Por último, o sentimento antipolítica, a polarização e a resistência do bolsonarismo não podem ser ignorados. Assim como as redes sociais digitais, diversos problemas podem ocorrer no interior de uma plataforma desta natureza, como fakenews, trollagens e discurso do ódio. Se não houver cuidado, vários dos efeitos positivos apresentados anteriormente podem não apenas não acontecer, mas seguir em direção oposta. A título de exemplo, a agenda positiva poderá facilmente se tornar uma agenda negativa.
Conclusão (ou ainda, uma razão fundamental)

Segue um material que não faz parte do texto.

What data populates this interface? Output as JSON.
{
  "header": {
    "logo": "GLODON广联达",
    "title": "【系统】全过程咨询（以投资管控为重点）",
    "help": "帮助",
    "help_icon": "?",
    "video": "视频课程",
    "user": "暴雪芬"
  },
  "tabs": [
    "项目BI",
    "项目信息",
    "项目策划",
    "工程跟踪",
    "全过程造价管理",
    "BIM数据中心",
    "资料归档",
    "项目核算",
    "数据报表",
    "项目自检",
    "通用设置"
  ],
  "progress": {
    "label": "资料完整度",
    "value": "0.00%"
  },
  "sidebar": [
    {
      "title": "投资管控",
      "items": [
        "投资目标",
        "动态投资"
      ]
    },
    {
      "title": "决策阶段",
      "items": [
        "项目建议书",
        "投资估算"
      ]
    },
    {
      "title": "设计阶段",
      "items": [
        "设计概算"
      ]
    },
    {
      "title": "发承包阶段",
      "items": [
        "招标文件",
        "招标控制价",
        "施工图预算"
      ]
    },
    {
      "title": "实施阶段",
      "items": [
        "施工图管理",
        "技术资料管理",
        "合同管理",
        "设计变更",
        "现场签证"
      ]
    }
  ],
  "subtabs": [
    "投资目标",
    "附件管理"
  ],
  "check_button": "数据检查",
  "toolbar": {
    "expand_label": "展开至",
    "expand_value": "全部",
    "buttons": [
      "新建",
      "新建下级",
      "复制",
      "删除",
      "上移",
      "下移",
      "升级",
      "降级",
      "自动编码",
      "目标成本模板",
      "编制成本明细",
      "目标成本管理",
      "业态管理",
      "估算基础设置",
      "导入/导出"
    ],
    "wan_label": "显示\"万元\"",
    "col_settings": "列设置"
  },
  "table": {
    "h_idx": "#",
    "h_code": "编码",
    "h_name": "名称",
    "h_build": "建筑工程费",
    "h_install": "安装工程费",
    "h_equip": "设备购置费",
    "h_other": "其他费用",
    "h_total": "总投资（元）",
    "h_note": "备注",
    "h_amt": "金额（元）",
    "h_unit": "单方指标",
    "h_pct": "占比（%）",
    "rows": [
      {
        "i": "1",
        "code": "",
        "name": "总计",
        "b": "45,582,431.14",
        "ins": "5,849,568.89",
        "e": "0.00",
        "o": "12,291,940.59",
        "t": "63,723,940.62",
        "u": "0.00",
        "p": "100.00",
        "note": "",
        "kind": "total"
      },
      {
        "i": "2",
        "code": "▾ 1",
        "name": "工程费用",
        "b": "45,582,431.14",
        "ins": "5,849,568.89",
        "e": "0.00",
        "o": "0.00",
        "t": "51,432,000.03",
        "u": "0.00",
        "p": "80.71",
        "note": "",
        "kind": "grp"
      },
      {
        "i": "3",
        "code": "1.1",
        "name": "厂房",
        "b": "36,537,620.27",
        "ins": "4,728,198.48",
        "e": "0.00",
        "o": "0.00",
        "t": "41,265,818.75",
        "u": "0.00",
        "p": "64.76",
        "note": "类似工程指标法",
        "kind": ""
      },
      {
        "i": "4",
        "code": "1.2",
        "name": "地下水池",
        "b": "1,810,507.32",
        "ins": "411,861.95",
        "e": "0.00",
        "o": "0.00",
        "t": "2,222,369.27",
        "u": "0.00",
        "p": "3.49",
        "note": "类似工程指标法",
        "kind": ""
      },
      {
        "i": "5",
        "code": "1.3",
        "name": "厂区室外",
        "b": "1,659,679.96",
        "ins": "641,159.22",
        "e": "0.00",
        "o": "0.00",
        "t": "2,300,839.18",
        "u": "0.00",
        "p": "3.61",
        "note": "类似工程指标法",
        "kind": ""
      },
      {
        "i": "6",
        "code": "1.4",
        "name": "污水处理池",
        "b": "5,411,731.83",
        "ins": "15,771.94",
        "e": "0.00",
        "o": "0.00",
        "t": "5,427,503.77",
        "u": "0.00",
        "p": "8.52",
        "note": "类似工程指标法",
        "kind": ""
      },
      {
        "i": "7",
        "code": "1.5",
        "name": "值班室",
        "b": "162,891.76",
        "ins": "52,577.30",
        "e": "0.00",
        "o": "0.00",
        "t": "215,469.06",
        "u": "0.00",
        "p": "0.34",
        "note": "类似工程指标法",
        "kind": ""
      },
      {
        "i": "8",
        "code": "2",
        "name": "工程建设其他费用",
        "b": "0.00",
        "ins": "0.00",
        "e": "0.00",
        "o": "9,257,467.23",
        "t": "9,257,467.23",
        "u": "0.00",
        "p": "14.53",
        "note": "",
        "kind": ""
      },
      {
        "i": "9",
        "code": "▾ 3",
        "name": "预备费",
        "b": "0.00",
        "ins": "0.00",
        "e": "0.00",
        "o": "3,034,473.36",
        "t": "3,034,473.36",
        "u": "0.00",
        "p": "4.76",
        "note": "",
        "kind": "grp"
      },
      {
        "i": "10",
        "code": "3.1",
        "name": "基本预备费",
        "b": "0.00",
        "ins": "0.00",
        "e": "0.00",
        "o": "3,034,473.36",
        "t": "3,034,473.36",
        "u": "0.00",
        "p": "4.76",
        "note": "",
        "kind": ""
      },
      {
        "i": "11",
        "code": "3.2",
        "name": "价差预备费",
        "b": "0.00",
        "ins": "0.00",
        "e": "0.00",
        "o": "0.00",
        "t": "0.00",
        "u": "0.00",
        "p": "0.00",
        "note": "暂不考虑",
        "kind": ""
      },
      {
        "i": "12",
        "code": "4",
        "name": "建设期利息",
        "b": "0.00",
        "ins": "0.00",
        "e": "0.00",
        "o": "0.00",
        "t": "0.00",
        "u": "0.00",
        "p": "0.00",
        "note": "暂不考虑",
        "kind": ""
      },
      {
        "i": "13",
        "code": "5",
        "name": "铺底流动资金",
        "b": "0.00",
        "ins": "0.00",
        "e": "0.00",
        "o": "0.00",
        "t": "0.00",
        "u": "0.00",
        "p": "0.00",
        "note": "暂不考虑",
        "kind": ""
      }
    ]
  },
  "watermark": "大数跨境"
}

13+1 Formação de uma cultura política democrática. A discussão, deliberação e votação em torno de questões que dizem respeito à vida comum são habilidades necessárias para um exercício pleno da cidadania democrática. Um orçamento participativo digital nacional é oportunidade para engajar as melhores energias de cada indivíduo em questões que dizem respeito a todos. O próprio processo coloca o cidadão na condição de agente do processo de tomada de decisão, o que estimula a busca por informações sobre as questões, a ponderação quanto às capacidades estatais e a responsabilidade da própria sociedade diante de cada um dos temas. Em suma, desenvolve uma cultura política ativa com as habilidades necessárias para a cidadania no século XXI.
Em um momento em que as democracias são desafiadas por todo tipo de autoritarismo, inovações que aproveitem o melhor da tecnologia de nosso tempo podem contribuir para o fortalecimento da soberania popular. A história do estado e da democracia está marcada pela inovação para segurar as forças do arbítrio: a divisão dos poderes, a representação política na forma dos parlamentos, entre outros. Os desafios do nosso tempo, que surgiram com usos danosos das tecnologias digitais, podem ser enfrentados com aplicações digitais bem desenhadas do ponto de vista institucional, tecnológico e político.
O futuro da democracia é digital.
Nota
Todos os autores são integrantes e pesquisadores do Instituto Nacional de Ciência e Tecnologia em Democracia Digital (INCT.DD)
Texto originalmente publicado no Estadão.